Tu vieja flor del tiempo en el dolor,
la rosa verdadera en lo que vive.

        (Ängel Mendoza)

   Llevaba tiempo queriendo volver a la carga, con las "Maneras de mirar" sobre todo, pero también con decenas de cosas que no fueran las urgencias estas cotidianas que me dejan en suspenso y acrecentándose las ganas de la poesía. En fin, el domingo me permite este ratito para lo innecesario y lo demorable (lo innecesario y demorable suele ser lo que acaba ganando dentro de una prestigio y, paralelamente, avidez. 
   Llevaba ya como dos semanas queriendo asomar a esta ventana el poema que me hizo exclamar una frase de admiración cuando lo leí. Es éste de arriba y pertenece al último libro de Ángel Mendoza. Sus versos recrean, libre y sabiamente, el tópico del collige virgo rosas, con su descripción de la belleza pasajera y su modo verbal imperativo como foco central del poema, como mandan los cánones del tópico referido; pero Mendoza lo revisa introduciendo dos verdades necesarias que lo hacen más universal (más aún que el tópico de Ausonio) y más ético. Esas dos verdades son: por un lado, la extensión del consejo a los dos sexos (dos "géneros" dirían ahora los semianalfabetos anglicistas metidos a ideólogos); por otro lado, la otra verdad es no cifrar la felicidad en el goce pasajero, urgente, del momento (ay, las urgencias de nuevo...), sino ampliarla a una dicha serena que se extiende en el tiempo.

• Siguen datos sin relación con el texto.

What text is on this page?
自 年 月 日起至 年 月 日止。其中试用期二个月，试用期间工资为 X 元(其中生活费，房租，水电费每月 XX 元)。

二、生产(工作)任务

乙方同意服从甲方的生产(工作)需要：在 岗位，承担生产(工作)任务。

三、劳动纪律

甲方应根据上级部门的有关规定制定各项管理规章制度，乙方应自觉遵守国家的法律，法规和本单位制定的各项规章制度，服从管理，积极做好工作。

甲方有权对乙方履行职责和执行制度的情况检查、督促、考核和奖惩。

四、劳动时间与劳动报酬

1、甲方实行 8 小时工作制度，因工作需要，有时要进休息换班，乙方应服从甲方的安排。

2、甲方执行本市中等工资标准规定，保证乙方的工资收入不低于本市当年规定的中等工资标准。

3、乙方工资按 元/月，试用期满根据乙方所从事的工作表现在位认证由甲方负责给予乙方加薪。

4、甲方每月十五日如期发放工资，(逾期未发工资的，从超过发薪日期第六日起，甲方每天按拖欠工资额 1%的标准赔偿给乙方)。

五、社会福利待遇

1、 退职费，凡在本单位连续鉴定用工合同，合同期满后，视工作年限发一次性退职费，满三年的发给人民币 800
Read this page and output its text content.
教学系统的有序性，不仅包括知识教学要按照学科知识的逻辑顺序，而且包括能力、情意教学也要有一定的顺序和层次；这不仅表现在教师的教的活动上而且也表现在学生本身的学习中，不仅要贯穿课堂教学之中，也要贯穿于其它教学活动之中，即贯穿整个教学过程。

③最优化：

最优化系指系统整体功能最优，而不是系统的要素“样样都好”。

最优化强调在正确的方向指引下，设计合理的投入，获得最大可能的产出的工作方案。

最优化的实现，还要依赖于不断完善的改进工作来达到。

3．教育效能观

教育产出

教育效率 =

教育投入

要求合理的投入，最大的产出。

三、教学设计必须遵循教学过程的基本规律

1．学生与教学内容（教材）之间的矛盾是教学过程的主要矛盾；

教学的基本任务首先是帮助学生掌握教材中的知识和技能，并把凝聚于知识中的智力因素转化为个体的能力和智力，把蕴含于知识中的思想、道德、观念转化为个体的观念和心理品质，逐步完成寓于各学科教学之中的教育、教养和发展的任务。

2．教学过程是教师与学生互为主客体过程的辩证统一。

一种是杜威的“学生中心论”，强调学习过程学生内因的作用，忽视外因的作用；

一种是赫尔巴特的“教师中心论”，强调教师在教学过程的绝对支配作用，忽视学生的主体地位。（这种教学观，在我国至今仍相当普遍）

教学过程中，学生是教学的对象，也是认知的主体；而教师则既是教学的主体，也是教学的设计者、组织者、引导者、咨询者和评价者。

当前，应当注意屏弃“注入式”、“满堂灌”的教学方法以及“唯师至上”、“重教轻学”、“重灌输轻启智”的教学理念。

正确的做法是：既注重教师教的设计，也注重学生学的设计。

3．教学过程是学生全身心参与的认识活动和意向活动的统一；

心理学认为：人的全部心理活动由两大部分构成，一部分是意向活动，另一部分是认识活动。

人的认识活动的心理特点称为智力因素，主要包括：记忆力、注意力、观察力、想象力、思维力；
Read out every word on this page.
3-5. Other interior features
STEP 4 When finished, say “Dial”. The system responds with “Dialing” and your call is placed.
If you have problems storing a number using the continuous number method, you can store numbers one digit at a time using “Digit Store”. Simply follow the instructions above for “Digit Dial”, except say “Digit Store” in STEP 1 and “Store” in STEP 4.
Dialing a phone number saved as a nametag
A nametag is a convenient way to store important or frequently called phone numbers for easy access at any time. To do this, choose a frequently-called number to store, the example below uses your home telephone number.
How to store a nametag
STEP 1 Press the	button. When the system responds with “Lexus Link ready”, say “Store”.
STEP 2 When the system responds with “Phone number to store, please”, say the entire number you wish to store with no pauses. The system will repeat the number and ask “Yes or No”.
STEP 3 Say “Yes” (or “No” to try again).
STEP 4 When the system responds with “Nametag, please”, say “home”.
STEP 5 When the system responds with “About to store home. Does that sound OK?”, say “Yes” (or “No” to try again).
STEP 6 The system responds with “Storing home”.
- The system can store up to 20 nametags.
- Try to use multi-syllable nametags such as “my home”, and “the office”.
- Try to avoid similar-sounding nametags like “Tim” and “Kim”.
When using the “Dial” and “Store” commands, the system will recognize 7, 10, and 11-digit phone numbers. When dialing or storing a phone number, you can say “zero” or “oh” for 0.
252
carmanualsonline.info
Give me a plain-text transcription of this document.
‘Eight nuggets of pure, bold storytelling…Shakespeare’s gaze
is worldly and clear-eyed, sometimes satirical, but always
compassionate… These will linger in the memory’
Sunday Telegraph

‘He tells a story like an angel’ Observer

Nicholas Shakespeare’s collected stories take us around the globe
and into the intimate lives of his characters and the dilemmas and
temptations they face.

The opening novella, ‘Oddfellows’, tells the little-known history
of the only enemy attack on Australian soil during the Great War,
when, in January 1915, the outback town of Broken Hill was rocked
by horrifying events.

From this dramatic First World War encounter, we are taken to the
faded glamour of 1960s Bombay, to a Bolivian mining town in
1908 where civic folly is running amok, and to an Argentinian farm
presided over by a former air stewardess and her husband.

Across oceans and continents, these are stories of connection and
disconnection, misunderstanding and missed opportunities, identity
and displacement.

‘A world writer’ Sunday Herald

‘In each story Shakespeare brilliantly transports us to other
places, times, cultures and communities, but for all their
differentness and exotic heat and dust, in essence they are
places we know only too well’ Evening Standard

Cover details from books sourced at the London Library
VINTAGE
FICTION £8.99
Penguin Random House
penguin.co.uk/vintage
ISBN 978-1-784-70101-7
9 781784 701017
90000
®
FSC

   Respecto a lo primero, no olvidemos que en el tópico clásico la voz del poema es la de un varón que "lleva sus miras" cuando le dirige el sermoncito a una mujer joven y bella. Nada de eso hay en este poema que podría estar en boca tanto de una mujer como de un varón y cuyo fin no es sospechoso de ser el de satisfacer ninguna intención egoísta. 
  Respecto a lo segundo -la extensión del mandato de ser feliz-, el poeta parece sustituir ese "coge" ("collige") imperativo y urgente ("dum flos novus et nova pubes" = mientras es nueva la flor y nueva la juventud) por un "Agarra bien lo que en el corazón / entierra su verdad y sus raíces" (y recuerden los lectores no andaluces que en esta tierra "agarrar" se dice como sinónimo de "echar raíces").
  Fíjense en que la oposición de Ángel Mendoza no es juventud+ / vejez-, como mantenía el tópico clásico, sino verdad+/mentira- ("entierra su verdad" / "las otras son mentira"), esto es, realidad / entelequia. 
  Conserva Ángel Mendoza la ligazón con la clasicidad usando verso rimado, sin dejar ninguno suelto, aunque él lo suaviza usando asonancias en lugar de las consonancias que le son originarias al tema en español. Mantiene también esta ligazón a lo clásico usando la acentuación propia del endecasílabo italiano (aunque forzando un pelín el primer verso, pero eso no le quita un ápice de armonía al conjunto). Lo hace mezclando el endecasílabo con heptasílabos y eneasílabos, pero es que esta es la forma más habitual del verso libre en español desde que Juan Ramón la consagrara en su Diario de un poeta recién casado, en la segunda década del siglo XX.
   Y aqui lo dejo. Ha sido tan solo un apunte para conseguir dos cosas: una, disfrutar aún más del poema avisando de su sabiduría; otra, repensar la belleza, sí, pero también repensar la relación entre verdad y dolor. 
   Y... eso, que ya lo dejo, querido lector; ya lo dejo donde tiene que estar: en tus manos.